Interestingly, simulation has also been shown to be a valid evaluation tool for emergency airway management skills. Overly, Sudikoff, and Shapiro (5) evaluated the acute airway management skills of 16 pediatric residents and found that high-fidelity patient simulation was useful in evaluating not only the individual's skill set, but also the quality of the training program that produced the resident. Rosenthal et al. (6) had similar findings in the training and evaluation of interns.
References
1. Bozeman WP, Kleiner DM, Huggett V. A comparison of rapid-sequence intubation and etomidate-only intubation in the prehospital air medical setting. Prehosp Emerg Care 2006;10:8–13.
2. Sonday CJ, Axelband J, Jacoby J, et al. Thiopental vs. etomidate for rapid sequence intubation in aeromedicine. Prehospital Disaster Med 2005;20:324–326.
3. Kociszewski C, Thomas SH, Harrison T, et al. Etomidate versus succinylcholine for intubation in an air medical setting. Am J Emerg Med 2000;18:757–763.

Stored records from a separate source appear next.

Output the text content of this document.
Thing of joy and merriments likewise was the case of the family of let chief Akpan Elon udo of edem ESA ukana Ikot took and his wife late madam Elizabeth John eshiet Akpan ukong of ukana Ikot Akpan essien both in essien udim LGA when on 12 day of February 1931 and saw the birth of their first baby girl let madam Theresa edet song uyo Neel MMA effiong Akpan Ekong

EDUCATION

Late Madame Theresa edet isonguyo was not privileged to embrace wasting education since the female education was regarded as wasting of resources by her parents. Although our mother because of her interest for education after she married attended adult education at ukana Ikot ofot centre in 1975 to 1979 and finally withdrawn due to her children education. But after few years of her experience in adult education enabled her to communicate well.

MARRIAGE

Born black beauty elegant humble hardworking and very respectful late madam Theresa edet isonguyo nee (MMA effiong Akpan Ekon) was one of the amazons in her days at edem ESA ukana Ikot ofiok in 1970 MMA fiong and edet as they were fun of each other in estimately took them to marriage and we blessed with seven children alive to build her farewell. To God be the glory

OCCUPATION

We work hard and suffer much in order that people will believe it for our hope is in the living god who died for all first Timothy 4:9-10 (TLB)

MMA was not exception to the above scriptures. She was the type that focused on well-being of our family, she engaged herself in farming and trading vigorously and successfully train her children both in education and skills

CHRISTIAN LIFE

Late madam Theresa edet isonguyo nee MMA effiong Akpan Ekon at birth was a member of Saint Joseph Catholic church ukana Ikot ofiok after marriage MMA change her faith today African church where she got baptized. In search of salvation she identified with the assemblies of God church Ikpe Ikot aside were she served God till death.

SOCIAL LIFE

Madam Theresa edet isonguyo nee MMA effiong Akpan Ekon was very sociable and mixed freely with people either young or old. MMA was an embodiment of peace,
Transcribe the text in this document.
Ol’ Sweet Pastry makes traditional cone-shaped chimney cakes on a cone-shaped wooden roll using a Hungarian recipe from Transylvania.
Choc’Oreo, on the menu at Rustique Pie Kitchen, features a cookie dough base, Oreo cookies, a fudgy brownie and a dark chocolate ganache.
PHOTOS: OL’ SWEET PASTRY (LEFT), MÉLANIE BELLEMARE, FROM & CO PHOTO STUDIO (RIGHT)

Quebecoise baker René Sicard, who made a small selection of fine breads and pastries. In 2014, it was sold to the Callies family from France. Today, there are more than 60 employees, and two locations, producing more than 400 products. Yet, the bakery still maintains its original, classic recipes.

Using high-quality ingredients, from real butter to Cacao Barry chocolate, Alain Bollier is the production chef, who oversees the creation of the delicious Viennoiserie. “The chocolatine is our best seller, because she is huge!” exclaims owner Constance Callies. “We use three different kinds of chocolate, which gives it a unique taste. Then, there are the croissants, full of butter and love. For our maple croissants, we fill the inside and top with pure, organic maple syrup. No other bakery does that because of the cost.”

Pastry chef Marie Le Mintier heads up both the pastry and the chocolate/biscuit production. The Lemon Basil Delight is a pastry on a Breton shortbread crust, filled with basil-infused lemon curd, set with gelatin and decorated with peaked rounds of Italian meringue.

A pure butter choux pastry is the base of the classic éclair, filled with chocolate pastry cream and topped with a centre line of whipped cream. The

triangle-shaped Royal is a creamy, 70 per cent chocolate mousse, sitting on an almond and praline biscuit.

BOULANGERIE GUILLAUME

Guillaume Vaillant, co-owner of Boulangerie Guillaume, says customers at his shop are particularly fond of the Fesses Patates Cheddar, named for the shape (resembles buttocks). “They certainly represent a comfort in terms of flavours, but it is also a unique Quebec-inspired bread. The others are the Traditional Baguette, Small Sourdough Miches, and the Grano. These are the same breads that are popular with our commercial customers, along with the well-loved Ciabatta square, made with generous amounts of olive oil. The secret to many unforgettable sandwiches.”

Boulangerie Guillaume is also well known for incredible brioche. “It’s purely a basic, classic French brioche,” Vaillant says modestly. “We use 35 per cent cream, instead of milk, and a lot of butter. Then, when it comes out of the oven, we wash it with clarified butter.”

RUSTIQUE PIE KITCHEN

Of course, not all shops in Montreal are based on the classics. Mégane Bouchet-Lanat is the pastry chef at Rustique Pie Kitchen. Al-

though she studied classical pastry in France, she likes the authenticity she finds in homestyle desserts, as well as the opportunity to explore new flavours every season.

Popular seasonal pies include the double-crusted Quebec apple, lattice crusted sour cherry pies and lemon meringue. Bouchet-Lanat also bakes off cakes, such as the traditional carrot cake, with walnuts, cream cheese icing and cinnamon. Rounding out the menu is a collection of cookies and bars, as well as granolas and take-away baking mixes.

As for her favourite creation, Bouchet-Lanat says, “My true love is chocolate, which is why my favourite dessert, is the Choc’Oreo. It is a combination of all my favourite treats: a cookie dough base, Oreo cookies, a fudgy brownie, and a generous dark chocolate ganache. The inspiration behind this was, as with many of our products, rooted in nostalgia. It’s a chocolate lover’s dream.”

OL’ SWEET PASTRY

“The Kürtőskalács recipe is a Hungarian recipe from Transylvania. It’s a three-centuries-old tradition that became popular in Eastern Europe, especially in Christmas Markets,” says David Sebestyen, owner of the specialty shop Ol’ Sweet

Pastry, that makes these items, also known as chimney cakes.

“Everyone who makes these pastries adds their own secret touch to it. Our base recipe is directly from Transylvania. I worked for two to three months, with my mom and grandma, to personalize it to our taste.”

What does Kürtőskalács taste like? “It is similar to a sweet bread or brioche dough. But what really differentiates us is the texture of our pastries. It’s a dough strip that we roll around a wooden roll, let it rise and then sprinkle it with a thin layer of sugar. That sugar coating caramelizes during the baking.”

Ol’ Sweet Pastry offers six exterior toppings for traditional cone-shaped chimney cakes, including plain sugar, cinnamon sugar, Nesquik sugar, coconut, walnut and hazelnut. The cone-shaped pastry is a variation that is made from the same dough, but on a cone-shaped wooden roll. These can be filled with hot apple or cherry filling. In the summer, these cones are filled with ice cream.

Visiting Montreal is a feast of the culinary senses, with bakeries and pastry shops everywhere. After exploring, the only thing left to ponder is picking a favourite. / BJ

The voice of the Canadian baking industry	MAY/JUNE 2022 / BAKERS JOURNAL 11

4. Hall RE, Plant JR, Bands CJ, et al. Human patient simulation is effective for teaching paramedic students endotracheal intubation. Acad Emerg Med 2005;12:850–855.
5. Overly FL, Sudikoff SN, Shapiro MJ. High-fidelity medical simulation as an assessment tool for pediatric residents' airway management skills. Pediatr Emerg Care 2007;23:11–15.
6. Rosenthal ME, Adachi M, Ribaudo V, et al. Achieving housestaff competence in emergency airway management using scenario based simulation training: comparison of attending vs. housestaff trainers. Chest 2006;129:1453–1458.